If you’ve spent any time around bass players, you’ve probably heard someone proudly announce that their Rickenbacker is a stereo bass. It’s one of those statements that has been repeated so many times that most people just accept it as fact. The trouble is, it isn’t actually true.
On the side of many Rickenbacker basses you’ll find two output jacks. One is the standard mono output that works exactly as you’d expect. The other is labelled Rick-O-Sound, which is often described as a stereo output. That’s where the confusion begins. When most musicians think of stereo, they think of left and right channels. Sound coming from different places in the room. A guitar on the left, a keyboard on the right, that sort of thing. Rick-O-Sound doesn’t do that.
Instead, it separates the signals from the two pickups. The neck pickup comes out on one channel and the bridge pickup comes out on the other. You can then send each signal to a different amplifier. The neck, or what I call ‘bass’, pickup might go to a large clean amp producing a deep, warm foundation. The bridge, or what I call ‘treble’, pickup could go to a second amp loaded with distortion, chorus, overdrive or whatever other effects take your fancy. When those sounds are blended together, you get more overall tonal control.
It’s clever and a times it’s useful but it’s not stereo. The two signals still occupy the same position in the mix in the center. You’re not hearing one pickup from the left speaker and the other from the right. You’re simply processing the pickups independently before combining them.
A more accurate description would be dual-output or split-output rather than stereo. So why did it become known as stereo? Perhaps it was because the Rick-O- Sound output is a stereo jack.
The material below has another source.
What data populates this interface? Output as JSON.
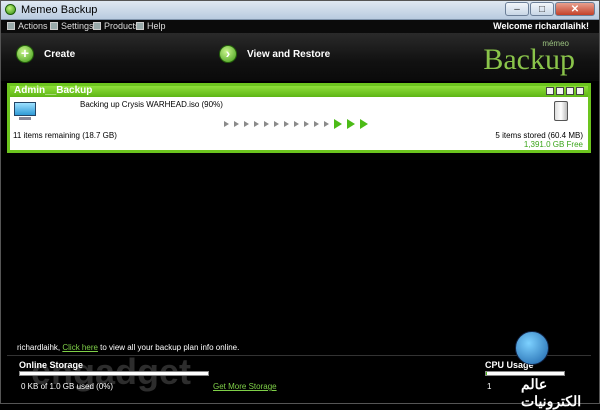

Whatever the reason, decades later some people are still calling it a stereo bass.
The funny thing is that Rick-O-Sound doesn’t have to be unique to Rickenbacker (well, it is by name but not by function). Any bass with two pickups can theoretically be wired to do something very similar. With the right ‘stereo’ jack socket and a little rewiring, you can split the pickups into separate outputs and send them wherever you like. You don’t need to spend a fortune on a Rickenbacker to experiment with the concept.
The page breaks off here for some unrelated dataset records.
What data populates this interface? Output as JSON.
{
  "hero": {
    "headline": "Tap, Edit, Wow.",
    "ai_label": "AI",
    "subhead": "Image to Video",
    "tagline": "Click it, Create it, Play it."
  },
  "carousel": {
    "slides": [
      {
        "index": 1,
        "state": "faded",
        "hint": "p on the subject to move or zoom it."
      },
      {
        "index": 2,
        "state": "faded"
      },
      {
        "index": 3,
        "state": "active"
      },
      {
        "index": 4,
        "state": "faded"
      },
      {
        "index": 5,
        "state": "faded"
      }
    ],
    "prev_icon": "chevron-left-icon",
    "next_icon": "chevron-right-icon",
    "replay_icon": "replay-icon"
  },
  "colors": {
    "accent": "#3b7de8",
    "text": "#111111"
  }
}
Of course, that doesn’t take away from what makes a Rickenbacker special. They have their own distinctive sound, look and personality. Plenty of classic recordings owe part of their character to that unmistakable Rickenbacker tone. But stereo? No. That’s one bass myth I’d happily see retired.
Let’s call Rick-O-Sound what it really is: a very clever way of separating your pickups, not a stereo system.